Arctic sea ice is seen off the coast of Uummannaq, North Greenland.
An iceberg melts off Ammassalik Island along Greenland's southeastern coast in August 2007.
Left: February ice cover during normal Arctic conditions. Right: February 2008 Arctic ice cover. Red indicates thin first-year ice.
Scientists work on ice over the deep Arctic Ocean in the Beaufort Sea during the summer of 2005.
A Russian ship encounters its first Arctic sea ice during a research expedition in August 2006.
There's a race against time in the Arctic Circle, where a melting ice cap is opening up once-frozen shipping lanes and countries including the U.S., Russia and Canada rush to lay claim to lucrative energy reserves — a scramble that poses serious new security threats.
NATO commanders and lawmakers were gathering in Iceland's capital Thursday to examine the risks posed by the Arctic's thaw and the prospect of new standoffs in the region's icy waters.
The prospect of new shipping routes threatens to complicate already delicate relations between countries with competing claims to Arctic territory — particularly as previously inaccessible areas open to exploration for their abundant reserves of oil and natural gas.
Lee Willett, head of the maritime studies program at London-based military think tank the Royal United Services Institute, said that as shipping routes from the Pacific to Europe open up, warships from a host of nations are likely to follow.
Britain, China and several other northern nations are attempting to claim jurisdiction over Arctic territory alongside the U.S., Russia and China.
"Having lots of warships, from lots of nations who have lots of competing claims on territory — that may lend itself to a rather tense situation," Willett said.
"We may see that flashpoints come to pass there more readily than elsewhere in the world," he said.
NATO's Secretary-General Jaap de Hoop Scheffer and Iceland's outgoing Prime Minister Geir Haarde — who tendered his resignation Monday amid the country's economic crisis — will both address a one-day conference in Reykjavik on the issue.
NATO's Supreme Allied Commander in Europe, U.S. Gen. John Craddock, is also due to attend, alongside representatives of Britain and other NATO countries.
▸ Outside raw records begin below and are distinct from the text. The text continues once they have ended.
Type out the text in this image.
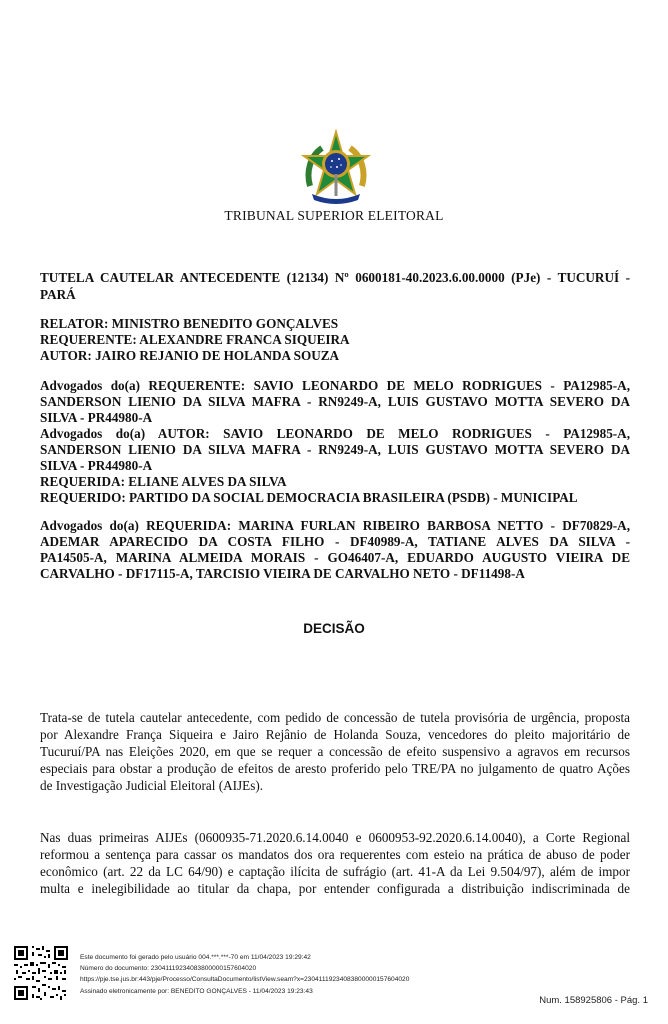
TRIBUNAL SUPERIOR ELEITORAL
TUTELA CAUTELAR ANTECEDENTE (12134) Nº 0600181-40.2023.6.00.0000 (PJe) - TUCURUÍ -
PARÁ
RELATOR: MINISTRO BENEDITO GONÇALVES
REQUERENTE: ALEXANDRE FRANCA SIQUEIRA
AUTOR: JAIRO REJANIO DE HOLANDA SOUZA
Advogados do(a) REQUERENTE: SAVIO LEONARDO DE MELO RODRIGUES - PA12985-A,
SANDERSON LIENIO DA SILVA MAFRA - RN9249-A, LUIS GUSTAVO MOTTA SEVERO DA
SILVA - PR44980-A
Advogados do(a) AUTOR: SAVIO LEONARDO DE MELO RODRIGUES - PA12985-A,
SANDERSON LIENIO DA SILVA MAFRA - RN9249-A, LUIS GUSTAVO MOTTA SEVERO DA
SILVA - PR44980-A
REQUERIDA: ELIANE ALVES DA SILVA
REQUERIDO: PARTIDO DA SOCIAL DEMOCRACIA BRASILEIRA (PSDB) - MUNICIPAL
Advogados do(a) REQUERIDA: MARINA FURLAN RIBEIRO BARBOSA NETTO - DF70829-A,
ADEMAR APARECIDO DA COSTA FILHO - DF40989-A, TATIANE ALVES DA SILVA -
PA14505-A, MARINA ALMEIDA MORAIS - GO46407-A, EDUARDO AUGUSTO VIEIRA DE
CARVALHO - DF17115-A, TARCISIO VIEIRA DE CARVALHO NETO - DF11498-A
DECISÃO
Trata-se de tutela cautelar antecedente, com pedido de concessão de tutela provisória de urgência, proposta
por Alexandre França Siqueira e Jairo Rejânio de Holanda Souza, vencedores do pleito majoritário de
Tucuruí/PA nas Eleições 2020, em que se requer a concessão de efeito suspensivo a agravos em recursos
especiais para obstar a produção de efeitos de aresto proferido pelo TRE/PA no julgamento de quatro Ações
de Investigação Judicial Eleitoral (AIJEs).
Nas duas primeiras AIJEs (0600935-71.2020.6.14.0040 e 0600953-92.2020.6.14.0040), a Corte Regional
reformou a sentença para cassar os mandatos dos ora requerentes com esteio na prática de abuso de poder
econômico (art. 22 da LC 64/90) e captação ilícita de sufrágio (art. 41-A da Lei 9.504/97), além de impor
multa e inelegibilidade ao titular da chapa, por entender configurada a distribuição indiscriminada de
Este documento foi gerado pelo usuário 004.***.***-70 em 11/04/2023 19:29:42
Número do documento: 23041119234083800000157604020
https://pje.tse.jus.br:443/pje/Processo/ConsultaDocumento/listView.seam?x=23041119234083800000157604020
Assinado eletronicamente por: BENEDITO GONÇALVES - 11/04/2023 19:23:43
Num. 158925806 - Pág. 1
Military strategists expect territorial disputes to become more intense as a shrinking ice cap allows greater exploration, just as energy demands increase.
Some scientists predict that Arctic waters could even be ice-free in summers by 2013, decades earlier than previously thought.
Russia and Canada have already traded verbal shots over each other's intentions.
Canadian Prime Minister Stephen Harper said last year he will firm up control of disputed Arctic waters with stricter registration requirements for ships sailing in the Northwest Passage — though Canada's control of the passage is widely disputed, including by the U.S.
Russian President Dmitry Medvedev said his government will also act to mark out its Arctic territory, though many dispute Moscow's assertion that it has the right to control an area equivalent to the size of France.
De Hoop Scheffer is expected to hold a meeting on military issues with Russian Deputy Prime Minister Sergei Ivanov next week.
At least four people were arrested outside the Reykjavik conference venue Wednesday before the meeting — two of them for burning a NATO flag.
Many Icelanders oppose the volcanic island's membership in the military bloc, fearing it compromises the nation's independence.